Individual citizens chose to be involved when, out of a sense of duty, or prejudice, or some opportunity for business or other personal gain, they voluntarily denounced their co-workers and neighbors to the police.

Teenagers in many communities became involved when they enjoyed their newfound power to harass with impunity Jewish classmates or even adults to whom youth were generally taught to defer—thereby contributing to the isolation of Jews.

Many ordinary Germans became involved when they acquired Jewish businesses, homes, or belongings sold at bargain prices or benefited from reduced business competition as Jews were driven from the economy.
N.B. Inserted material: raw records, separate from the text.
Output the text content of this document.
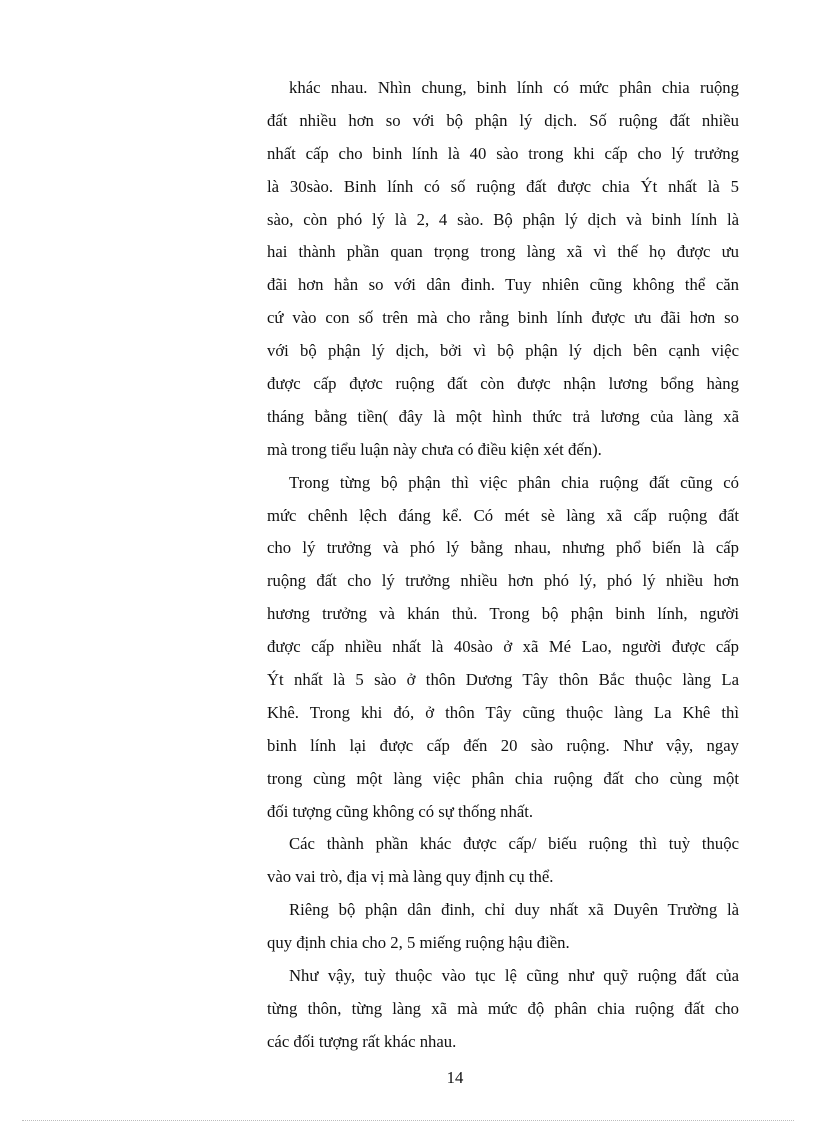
khác nhau. Nhìn chung, binh lính có mức phân chia ruộng
đất nhiều hơn so với bộ phận lý dịch. Số ruộng đất nhiều
nhất cấp cho binh lính là 40 sào trong khi cấp cho lý trưởng
là 30sào. Binh lính có số ruộng đất được chia Ýt nhất là 5
sào, còn phó lý là 2, 4 sào. Bộ phận lý dịch và binh lính là
hai thành phần quan trọng trong làng xã vì thế họ được ưu
đãi hơn hẳn so với dân đinh. Tuy nhiên cũng không thể căn
cứ vào con số trên mà cho rằng binh lính được ưu đãi hơn so
với bộ phận lý dịch, bởi vì bộ phận lý dịch bên cạnh việc
được cấp đựơc ruộng đất còn được nhận lương bổng hàng
tháng bằng tiền( đây là một hình thức trả lương của làng xã
mà trong tiểu luận này chưa có điều kiện xét đến).
Trong từng bộ phận thì việc phân chia ruộng đất cũng có
mức chênh lệch đáng kể. Có mét sè làng xã cấp ruộng đất
cho lý trưởng và phó lý bằng nhau, nhưng phổ biến là cấp
ruộng đất cho lý trưởng nhiều hơn phó lý, phó lý nhiều hơn
hương trưởng và khán thủ. Trong bộ phận binh lính, người
được cấp nhiều nhất là 40sào ở xã Mé Lao, người được cấp
Ýt nhất là 5 sào ở thôn Dương Tây thôn Bắc thuộc làng La
Khê. Trong khi đó, ở thôn Tây cũng thuộc làng La Khê thì
binh lính lại được cấp đến 20 sào ruộng. Như vậy, ngay
trong cùng một làng việc phân chia ruộng đất cho cùng một
đối tượng cũng không có sự thống nhất.
Các thành phần khác được cấp/ biếu ruộng thì tuỳ thuộc
vào vai trò, địa vị mà làng quy định cụ thể.
Riêng bộ phận dân đinh, chỉ duy nhất xã Duyên Trường là
quy định chia cho 2, 5 miếng ruộng hậu điền.
Như vậy, tuỳ thuộc vào tục lệ cũng như quỹ ruộng đất của
từng thôn, từng làng xã mà mức độ phân chia ruộng đất cho
các đối tượng rất khác nhau.
14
With such gains, these “bystanders” developed a stake in the ongoing persecution of the dispossessed.

Outside Nazi Germany, countless non-Germans, from leaders, public officials, and police to ordinary citizens became involved by collaborating with the Nazi regime following the German occupation of their countries during World War II. Individuals helped in their roles as clerks and confiscators of property; as railway and other transportation employees; as managers or participants in roundups and deportations; as informants; sometimes as perpetrators of violence against Jews on their own initiative; and sometimes as hands-on killers in killing operations, notably in the mass shootings of Jews and others in occupied Soviet territories in which thousands of eastern Europeans participated.

In communities across Europe where the Germans implemented the “Final Solution to the Jewish Question,” they needed the help of people with local languages and knowledge to assist them in finding Jews who evaded roundups. As German and local police found willing helpers lured by the opportunity for material gain or rewards, Jews in hiding in countries from the occupied Netherlands to occupied Poland faced daunting odds of survival.

A Range of Helping Acts

A rescuer with the Jewish boy she hid

The number of “rescuers” who either actively worked to save Jews, often as part of resistance networks, or who responded to requests to shelter them, was relatively small. This form of help, if discovered, especially in Nazi Germany and occupied eastern Europe was punished by arrest and often execution.

A larger group of witnesses to the victims' suffering assisted in lesser ways. A small minority publicly expressed their solidarity with the persecuted—notably mostly isolated clergymen in some communities in Nazi Germany and occupied countries. Other individuals assisted the victims by purchasing food or other supplies for Jewish households to whom shops became closed; by providing false identity papers or warnings about upcoming roundups; by storing belongings for those on the run that could be sold off little by little for food.

In small acts of kindness, some individuals publicly embraced Jewish friends and neighbors when they were being taken from their homes to trains for “resettlement” or pressed sandwiches or blankets into their hands. Jewish survivors often vividly remembered these moments because of their humane and exceptional character.

Beyond the “Bystander” Category?

The examples above help us break apart the “bystanders,” a large group encompassing vast populations often regarded as all alike. They show the possibilities for acting in ways more—or less—beneficial to the victims. Drawing on the evidence of such examples, particularly of the high levels of active or semi-active involvement in events of the Holocaust, a growing number of scholars in recent years have argued that the term “bystander” is becoming obsolete and should be jettisoned because of its connotations of passivity and inaction.

More research on the social dynamics within affected groups and communities across different regions and countries is needed. Additional future studies will help us to portray more fully and in all shades of gray, the range of behaviors that marked relations between Jews and non-Jews—to continue to move beyond broad generalities about “bystanders.”

Future research should also provide a better understanding of how in different places and times, people were mobilized or came to do what they did—or did not do—to facilitate the persecution and mass murder of other human beings.